Compression and Inference of Spiking Neural Networks on Resource-Constrained Hardware

TL;DR

This paper introduces a lightweight, optimized C runtime for spiking neural networks that enables efficient inference on resource-constrained hardware, achieving significant speedups and memory savings while maintaining accuracy.

Contribution

It presents a novel C-based runtime and model compression techniques for SNNs, facilitating deployment on embedded devices like microcontrollers.

Findings

Achieves ~10x speedup on desktop CPU

Reduces memory usage enabling microcontroller deployment

Maintains functional parity with Python baseline

Abstract

Spiking neural networks (SNNs) communicate via discrete spikes in time rather than continuous activations.

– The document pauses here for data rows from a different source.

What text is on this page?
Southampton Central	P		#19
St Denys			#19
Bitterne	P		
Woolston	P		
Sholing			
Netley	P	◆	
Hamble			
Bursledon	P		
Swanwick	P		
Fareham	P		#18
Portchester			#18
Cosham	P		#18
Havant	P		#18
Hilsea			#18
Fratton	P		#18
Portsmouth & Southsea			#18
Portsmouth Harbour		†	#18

Their event-driven nature offers advantages for temporal processing and energy efficiency on resource-constrained hardware, but training and deployment remain challenging. We present a lightweight C-based runtime for SNN inference on edge devices and optimizations that reduce latency and memory without sacrificing accuracy. Trained models exported from SNNTorch are translated to a compact C representation; static, cache-friendly data layouts and preallocation avoid interpreter and allocation overheads. We further exploit sparse spiking activity to prune inactive neurons and synapses, shrinking computation in upstream convolutional layers. Experiments on N-MNIST and ST-MNIST show functional parity with the Python baseline while achieving ~10 speedups on desktop CPU and additional gains with pruning, together with large memory reductions that enable microcontroller deployment (Arduino Portenta H7). Results indicate that SNNs can be executed efficiently on conventional embedded platforms when paired with an optimized runtime and spike-driven model compression. Code: https://github.com/karol-jurzec/snn-generator/